The judgment in Ms Hansen's eyes didn't go unnoticed by Noelle, who was unbothered. People thought that invisibility of the objects itself made Noelle's powers--and this little mute girl, by extension--useless, but Ms Hansen had most likely failed to notice that Noelle had been conjuring the pen the whole time, thus making the ink and the paper the only visible part of her writing. In fact, if she conjured a notebook, the writing would probably look like it was floating on air. Noelle smiled inwardly as she imagined Ms Hansen trying to look stony and unimpressed at letters she had no idea the source of, floating on the desk, but kept her composure. It was amazing, what people could fill in for themselves.
Yes, she wrote to answer Ms Hansen's question, which she wasn't surprised she was receiving. It's related but I'm not quite sure how. Not too pressed to find out, either.

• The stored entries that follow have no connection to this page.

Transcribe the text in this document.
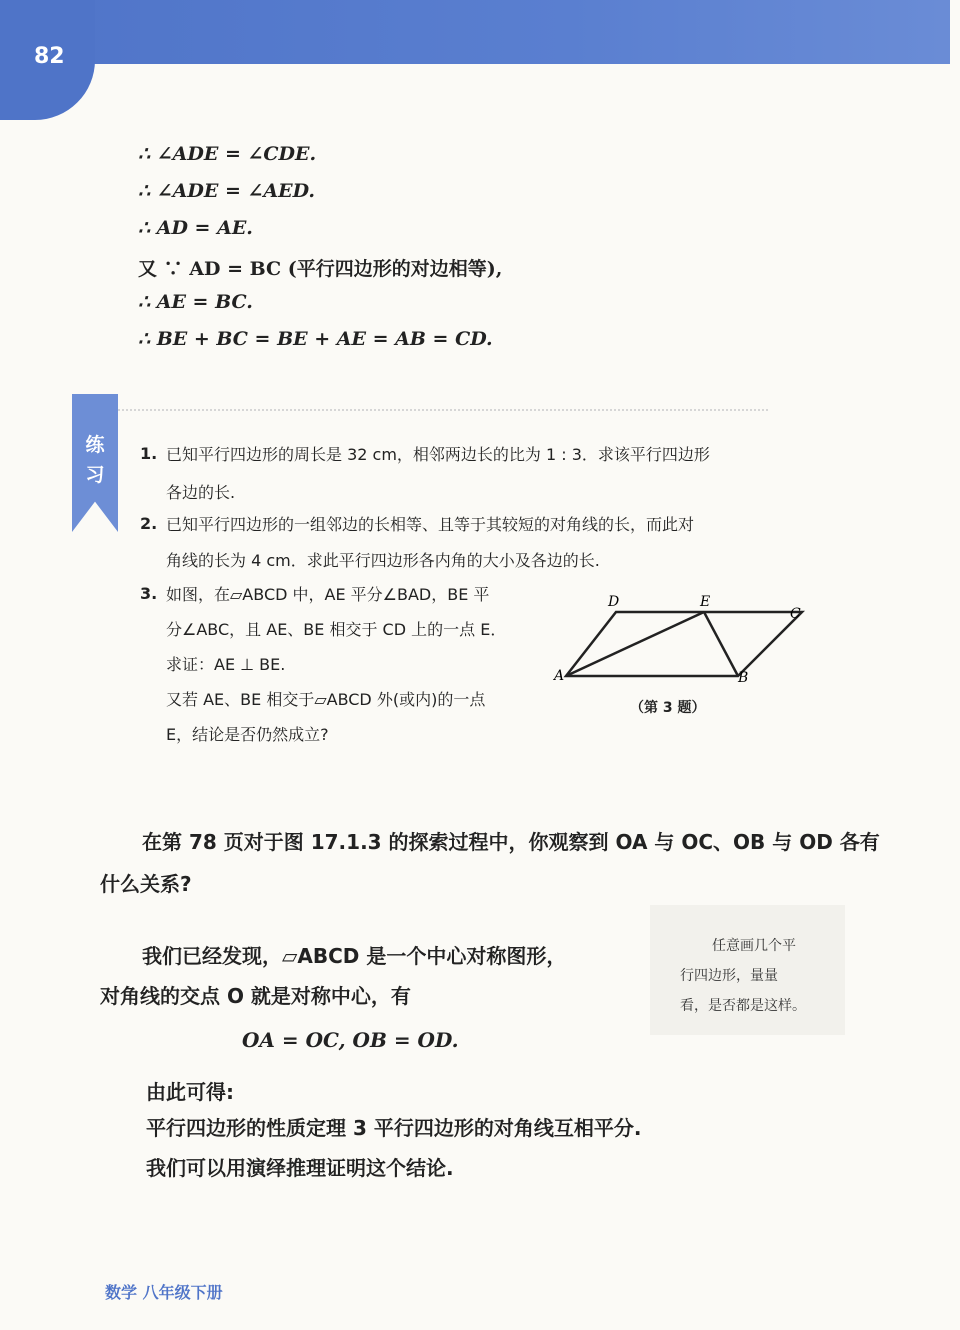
82
∴ ∠ADE = ∠CDE.
∴ ∠ADE = ∠AED.
∴ AD = AE.
又 ∵ AD = BC (平行四边形的对边相等),
∴ AE = BC.
∴ BE + BC = BE + AE = AB = CD.
练
习
1. 已知平行四边形的周长是 32 cm，相邻两边长的比为 1 : 3．求该平行四边形
各边的长.
2. 已知平行四边形的一组邻边的长相等、且等于其较短的对角线的长，而此对
角线的长为 4 cm．求此平行四边形各内角的大小及各边的长.
3. 如图，在▱ABCD 中，AE 平分∠BAD，BE 平
分∠ABC，且 AE、BE 相交于 CD 上的一点 E．
求证：AE ⊥ BE.
又若 AE、BE 相交于▱ABCD 外(或内)的一点
E，结论是否仍然成立?
D	E
C
A	B
（第 3 题）
在第 78 页对于图 17.1.3 的探索过程中，你观察到 OA 与 OC、OB 与 OD 各有
什么关系?
任意画几个平
行四边形，量量
看，是否都是这样。
我们已经发现，▱ABCD 是一个中心对称图形，
对角线的交点 O 就是对称中心，有
OA = OC, OB = OD.
由此可得:
平行四边形的性质定理 3 平行四边形的对角线互相平分.
我们可以用演绎推理证明这个结论.
数学 八年级下册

She hoped that remark would stop from inviting further questions, although frankly she doubted Ms Hansen would ask. The teacher didn't even seem to like her much, far be it from caring about something this, well, insignificant. Something about Ms Hansen was different from the other teachers; something Noelle couldn't quite put her finger on. Oh, well, she thought; it wasn't her place to try and find out.